Percentual foi apresentado em audiência na Alerj que debateu cumprimento de lei que garante entrega de mercadoria perto da casa de consumidor

O serviço de entregas de mercadorias no Estado do Rio de Janeiro tem sido motivo de diversos transtornos aos consumidores, que têm que se deslocar por longas distâncias para receber suas encomendas, por algumas áreas serem consideradas de risco. Um deles é o alto percentual de encomendas que acabam não sendo entregues: segundo levantamento da Empresa Brasileira de Correios e Telégrafos, enquanto 11% das encomendas no país ocorrem no Estado do Rio de Janeiro, cerca de 50% dos roubos de carga de mercadorias acontecem na Região Metropolitana do Rio.

Os dados surpreendentes foram apresentados hoje (2/5), em audiência pública realizada pelas comissões do Cumpra-se! e de Defesa do Consumidor da Alerj, pelo diretor regional dos Correios, Éverton Machado, que se comprometeu em cumprir, sete meses, a lei estadual 7109/2015, do deputado Carlos  Minc, que determina que a entrega dasmercadorias seja feita na residência ou em outro local designado pelo consumidor – e, havendo qualquer restrição na entrega, na agência mais próxima.
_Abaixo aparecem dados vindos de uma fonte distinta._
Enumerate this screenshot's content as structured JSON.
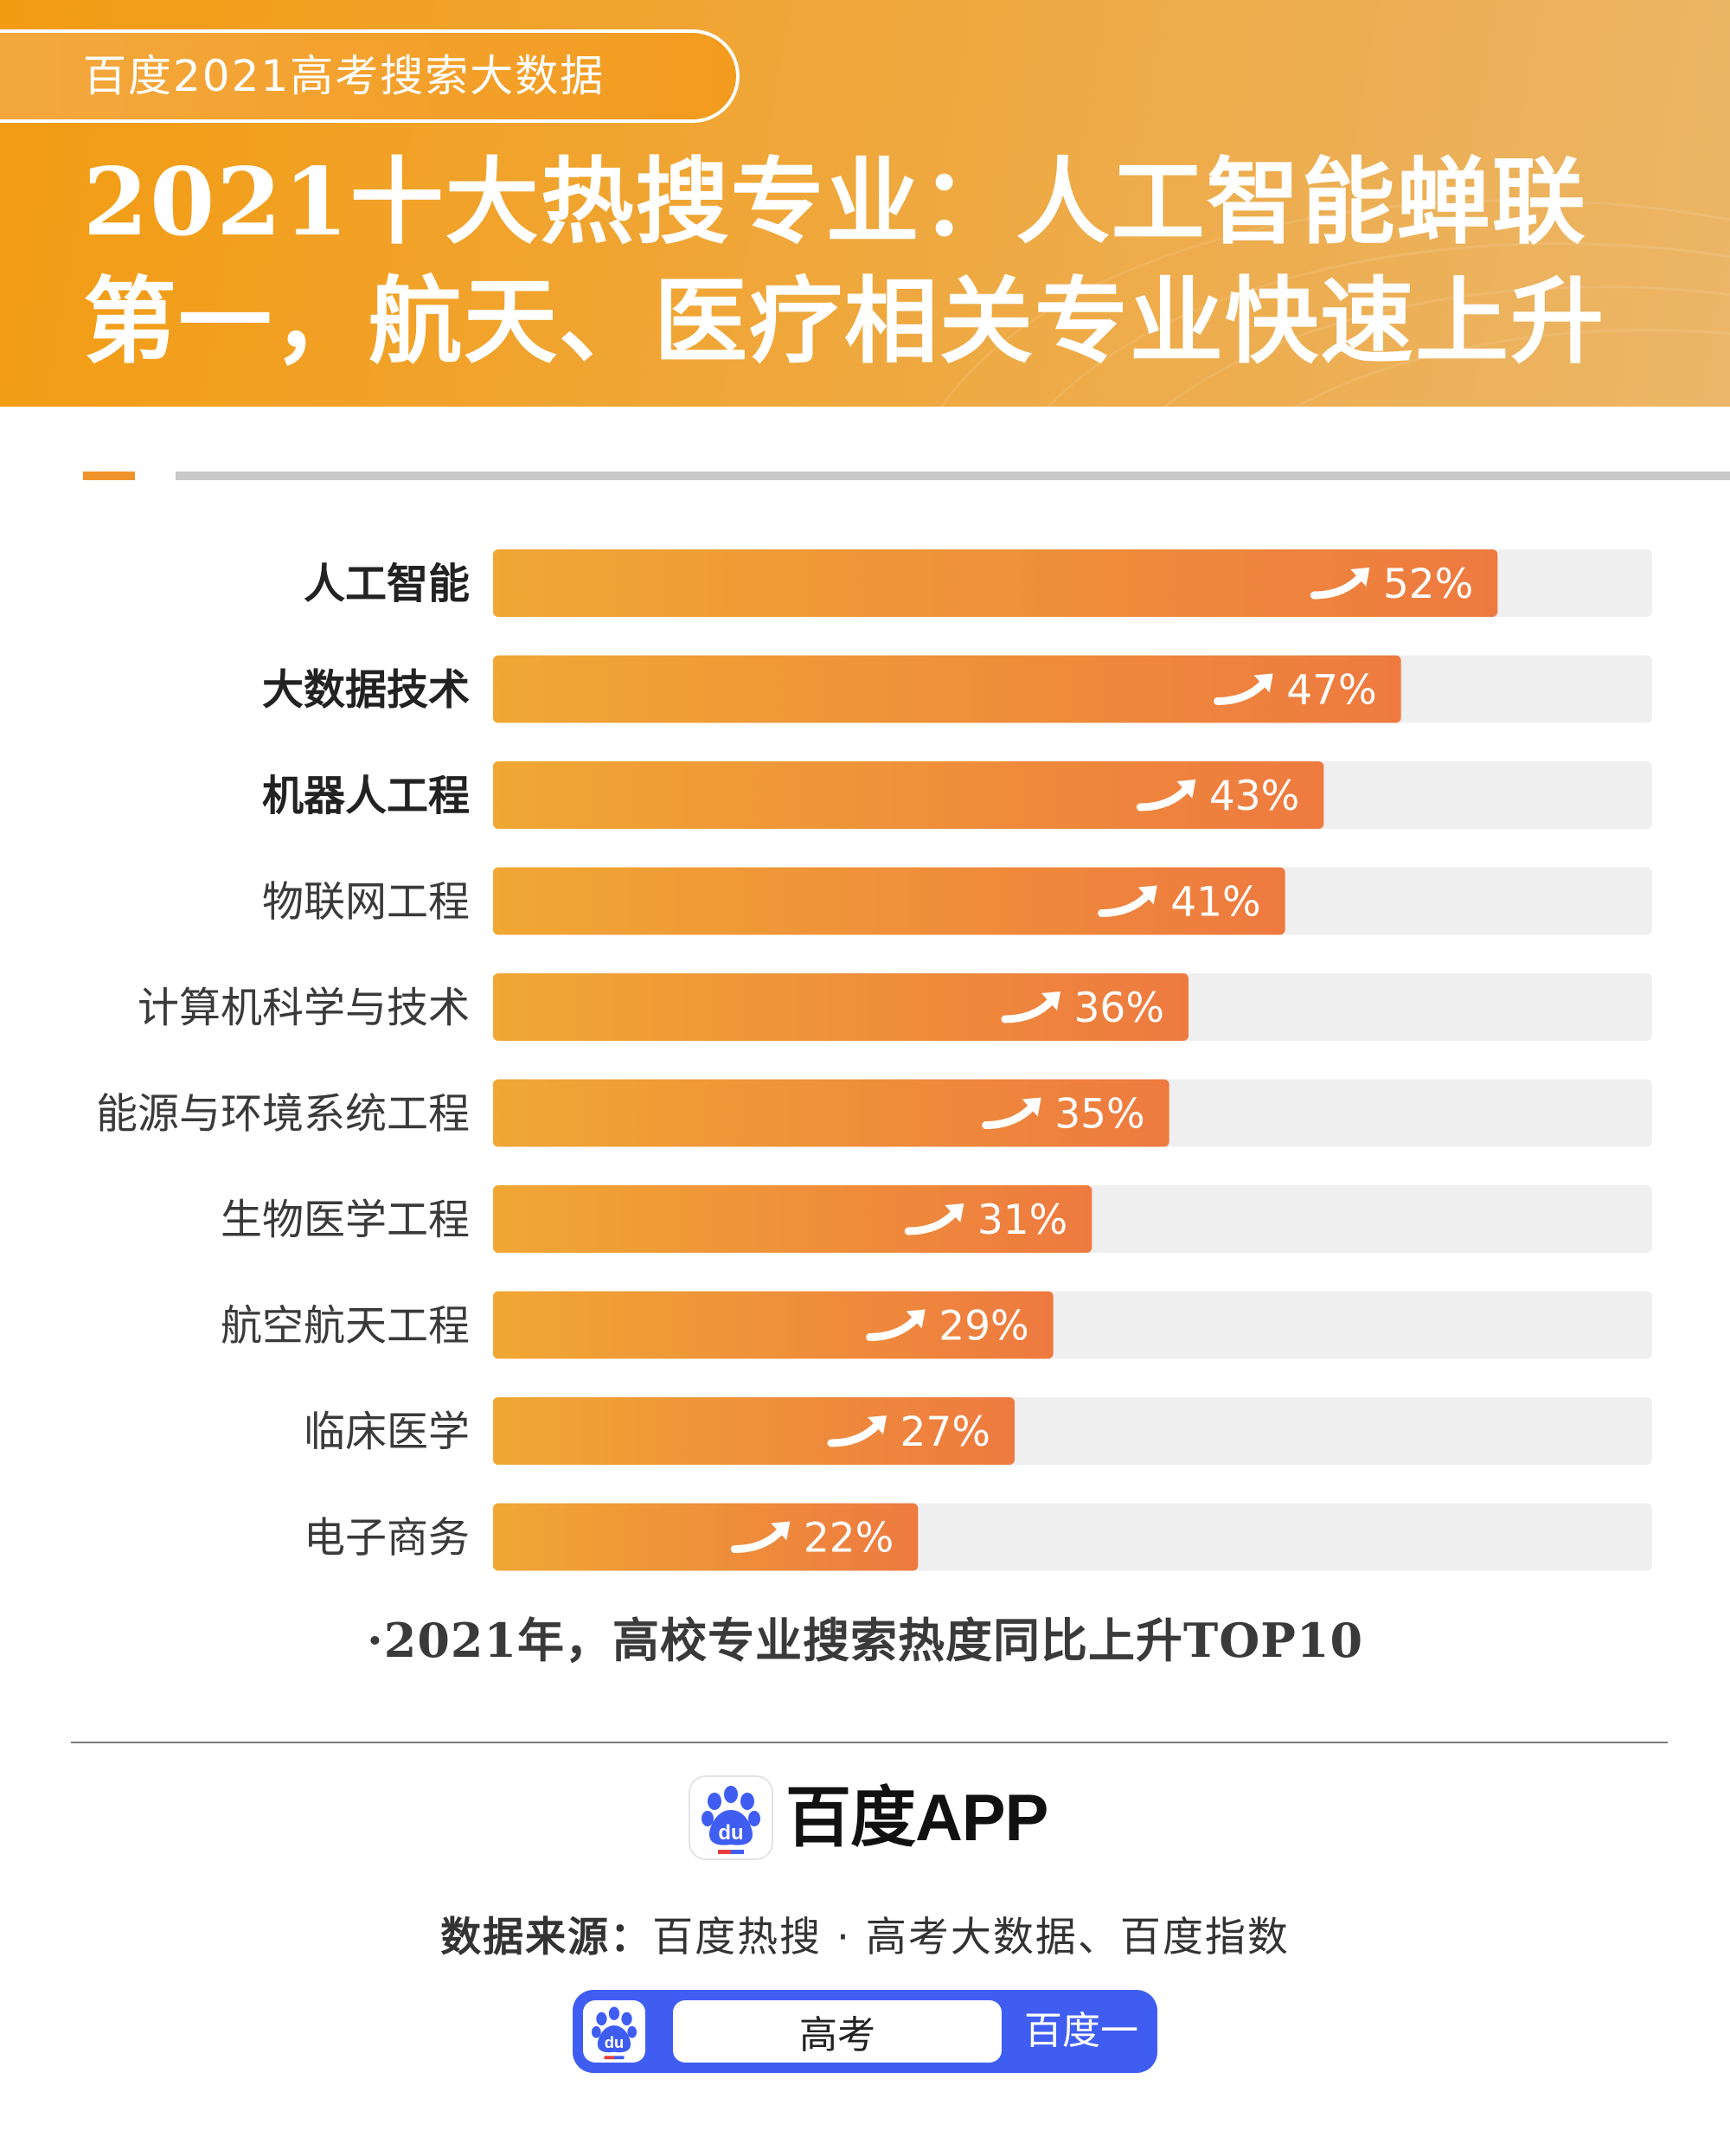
{
  "header": {
    "tag": "百度2021高考搜索大数据",
    "title_line1": "2021十大热搜专业：人工智能蝉联",
    "title_line2": "第一，航天、医疗相关专业快速上升"
  },
  "chart_data": {
    "type": "bar",
    "orientation": "horizontal",
    "categories": [
      "人工智能",
      "大数据技术",
      "机器人工程",
      "物联网工程",
      "计算机科学与技术",
      "能源与环境系统工程",
      "生物医学工程",
      "航空航天工程",
      "临床医学",
      "电子商务"
    ],
    "values": [
      52,
      47,
      43,
      41,
      36,
      35,
      31,
      29,
      27,
      22
    ],
    "value_labels": [
      "52%",
      "47%",
      "43%",
      "41%",
      "36%",
      "35%",
      "31%",
      "29%",
      "27%",
      "22%"
    ],
    "highlighted": [
      "人工智能",
      "大数据技术",
      "机器人工程"
    ],
    "xlim": [
      0,
      60
    ],
    "bar_gradient": [
      "#f0a733",
      "#ee7a40"
    ],
    "track_color": "#efefef",
    "note": "·2021年，高校专业搜索热度同比上升TOP10"
  },
  "footer": {
    "app_name": "百度APP",
    "source_label": "数据来源：",
    "source_text": "百度热搜 · 高考大数据、百度指数",
    "search_value": "高考",
    "search_button": "百度一下",
    "logo_icon": "baidu-paw-icon",
    "brand_color": "#3f5df1"
  }
}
E para agilizar mais ainda o processo de entrega, Machado afirmou que existem planos de ampliação do número de Centros de Entrega de Encomendas (CEE).

“O número de roubos no Rio é alarmante! Temos que ser insistentes e persistentes, e vamos trabalhar com esse prazo de sete meses para que a lei seja cumprida. Consumidor: olho vivo, denuncie, você tem o direito!”, disse o presidente da Comissão do Cumpra-se!, deputado Minc.

“Tenho 25 anos de empresa e nunca vi um serviço dos Correios ser debatido. Estamos desde 2011 sem concurso, trabalhando há dois anos sem escolta – período com maior número de assaltos registrados – e com um déficit de 900 funcionários. Isso tudo gera a quebra da qualidade do serviço! Hoje, cerca de 150 funcionários estão afastados por traumas psicológicos em decorrência de sequestros relâmpagos sofridos. A assistência social prestada pela empresa é falha! Defendemos os Correios como uma empresa pública, somos contra a terceirização”, disse Ronaldo Martins, secretário geral do Sindicato dos Trabalhadores dos Correios do Rio de Janeiro.

Segundo o delegado Hilton Coelho, da Delegacia de Repressão a Crimes Contra o Patrimônio (Delepat), da Superintendência Regional do Departamento de Polícia Federal, os Correios passaram de transportadora de encomendas para transportadora de valores, e a terceirização fragiliza a ação da PF.

“Em 2014, realizamos uma operação em que o preso, por repassar informações sigilosas, era um funcionário terceirizado da empresa. Ou seja, o vínculo temporário agrava mais a situação, pois o funcionário que está de passagem “não veste a camisa” da empresa”, disse o delegado.

Por medo de assaltos, segundo o sindicato da categoria, cerca de 1.300 funcionários se demitiram da empresa através do Plano de Demissão Voluntária (PDV).

Segundo a procuradora do Ministério Público Federal Ana Cristina Bandeira Lins a falta de entrega de mercadorias se agrava quando as encomendas deixam de ser entregues em áreas que passam a ser consideradas de risco temporárias por parte dos Correios, sem que essa informação chegue ao contratante e ao consumidor.

“Eles mudam por um período essas áreas. A empresa deveria exigir do fornecedor que, no momento da compra, inclua o CEP informando caso o local seja área de risco. Das reclamações que recebemos, cerca de 20% são relacionadas aos Correios, dos quais, a maioria são por falta de entrega de mercadorias”, disse.